In conclusion, interesting results were obtained for the activity profile of the discussed bi- or trifunctional ligands, obtained by cross-linking different types of peptidomimetic opioid ligands. The compact ethylene-linked Dmt-Tic dimer 9 shows a more balanced dual antagonist character than those reported for dimers using longer linkers,²³ in agreement with the design principle. Its potency is slightly lower than that reported for the butylene-bis(Dmt-Tic), in a different assay however.

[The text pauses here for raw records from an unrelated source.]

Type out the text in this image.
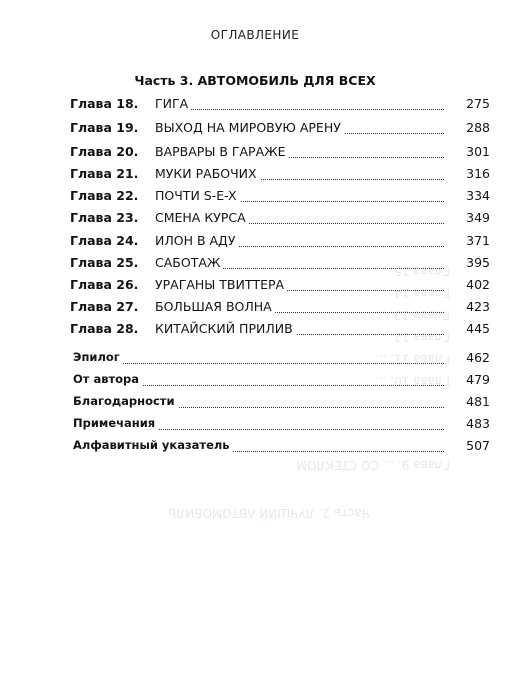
Часть 2. ЛУЧШИЙ АВТОМОБИЛЬ
Глава 9. ... СО СТЕКЛОМ
Глава 10. ...
Глава 11. ...
Глава 12. ...
Глава 13. ...
Глава 14. ...
Глава 15. ...
ОГЛАВЛЕНИЕ
Часть 3. АВТОМОБИЛЬ ДЛЯ ВСЕХ
Глава 18. ГИГА	275
Глава 19. ВЫХОД НА МИРОВУЮ АРЕНУ	288
Глава 20. ВАРВАРЫ В ГАРАЖЕ	301
Глава 21. МУКИ РАБОЧИХ	316
Глава 22. ПОЧТИ S-E-X	334
Глава 23. СМЕНА КУРСА	349
Глава 24. ИЛОН В АДУ	371
Глава 25. САБОТАЖ	395
Глава 26. УРАГАНЫ ТВИТТЕРА	402
Глава 27. БОЛЬШАЯ ВОЛНА	423
Глава 28. КИТАЙСКИЙ ПРИЛИВ	445
Эпилог	462
От автора	479
Благодарности	481
Примечания	483
Алфавитный указатель	507
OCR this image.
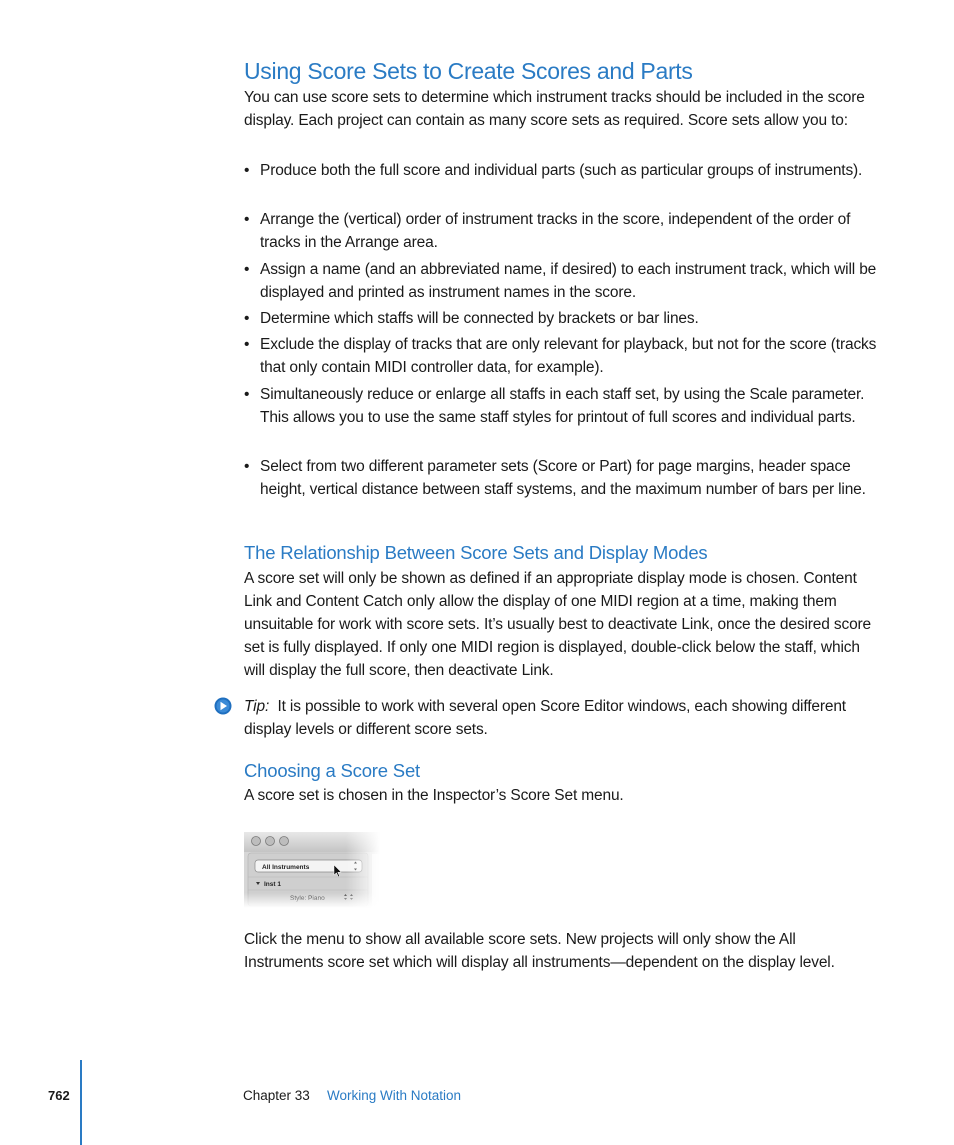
Using Score Sets to Create Scores and Parts

You can use score sets to determine which instrument tracks should be included in the score display. Each project can contain as many score sets as required. Score sets allow you to:

• Produce both the full score and individual parts (such as particular groups of instruments).
• Arrange the (vertical) order of instrument tracks in the score, independent of the order of tracks in the Arrange area.
• Assign a name (and an abbreviated name, if desired) to each instrument track, which will be displayed and printed as instrument names in the score.
• Determine which staffs will be connected by brackets or bar lines.
• Exclude the display of tracks that are only relevant for playback, but not for the score (tracks that only contain MIDI controller data, for example).
• Simultaneously reduce or enlarge all staffs in each staff set, by using the Scale parameter. This allows you to use the same staff styles for printout of full scores and individual parts.
• Select from two different parameter sets (Score or Part) for page margins, header space height, vertical distance between staff systems, and the maximum number of bars per line.
The Relationship Between Score Sets and Display Modes

A score set will only be shown as defined if an appropriate display mode is chosen. Content Link and Content Catch only allow the display of one MIDI region at a time, making them unsuitable for work with score sets. It’s usually best to deactivate Link, once the desired score set is fully displayed. If only one MIDI region is displayed, double-click below the staff, which will display the full score, then deactivate Link.

Tip: It is possible to work with several open Score Editor windows, each showing different display levels or different score sets.

Choosing a Score Set

A score set is chosen in the Inspector’s Score Set menu.

Click the menu to show all available score sets. New projects will only show the All Instruments score set which will display all instruments—dependent on the display level.

762	Chapter 33 Working With Notation
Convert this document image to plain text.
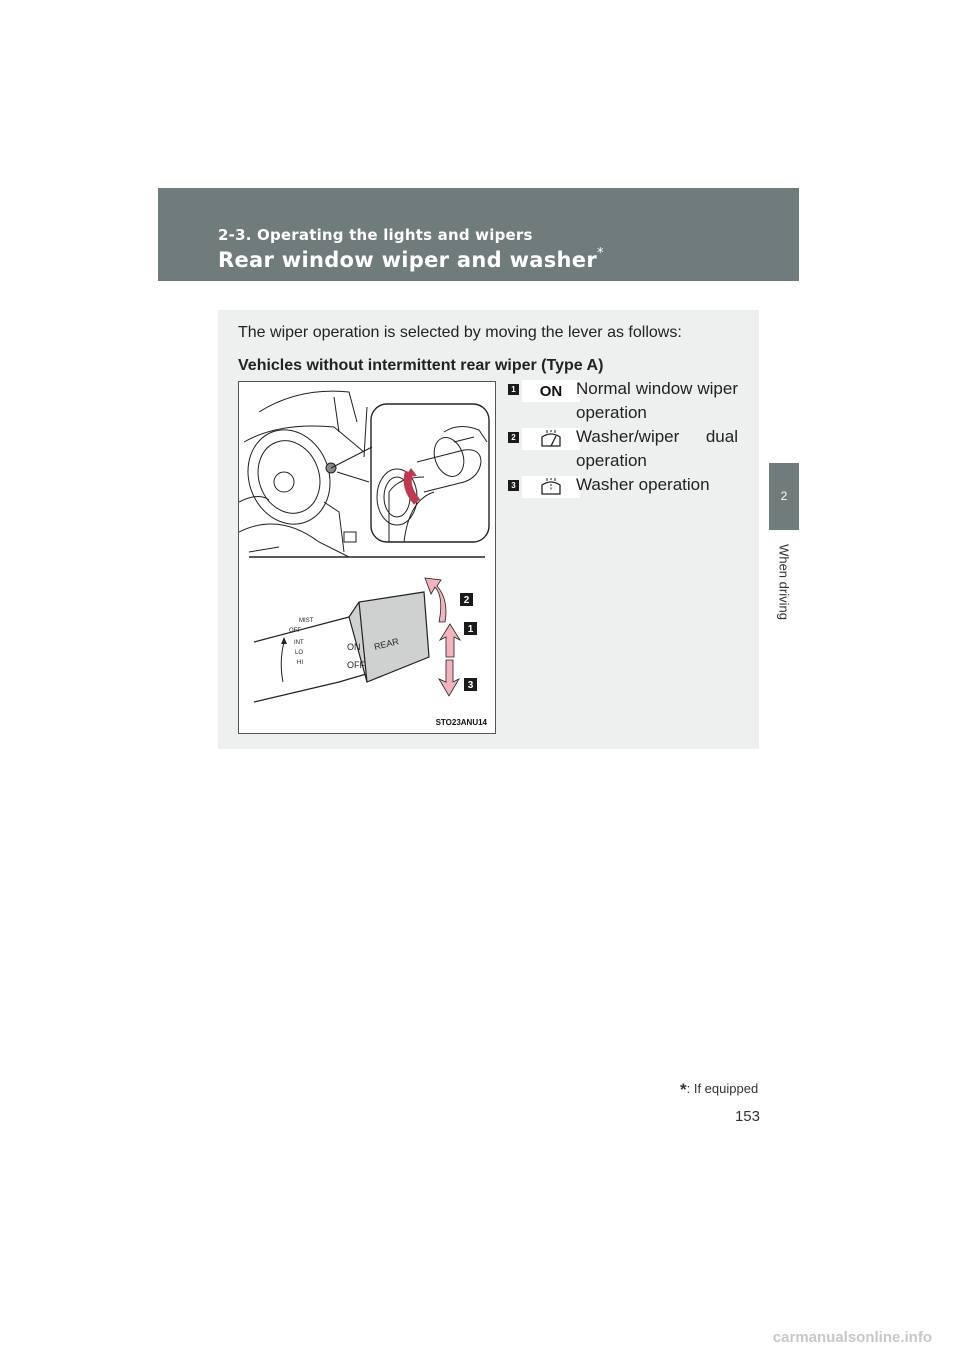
2-3. Operating the lights and wipers
Rear window wiper and washer*
2
When driving
The wiper operation is selected by moving the lever as follows:
Vehicles without intermittent rear wiper (Type A)
MIST
OFF
INT
LO
HI
ON
OFF
REAR
2
1
3
STO23ANU14
1 ON Normal window wiper operation
2	Washer/wiper dual operation
3	Washer operation
*: If equipped
153
carmanualsonline.info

This study also indicated that dimerization of potent opioid ligands can lead to a loss of affinity, as observed for dimerization of 7 to 11 and of 8 to 12, but also to changes is selectivity and in the conversion of an agonist into an antagonist (6 → 10). Cross metathesis is shown to be an efficient tool to provide DML's. The cross metathesis compound 14 shows similar receptor affinities as its saturated analog²³, but the weak μ-agonism of the latter is changed into μ-antagonism, making 14 an interesting balanced μ-/δ-antagonist.

Because of efficacy problems of naltrexone, the approved drug of choice in alcohol cessation and rapid heroin detoxification programs,^37,38 balanced and general opioid antagonists have non-negligible therapeutic potential. The compact multimers 9, 10 and 14 could serve as interesting pharmacological tools in the development of novel opioid antagonist structures with suppressed side-effects.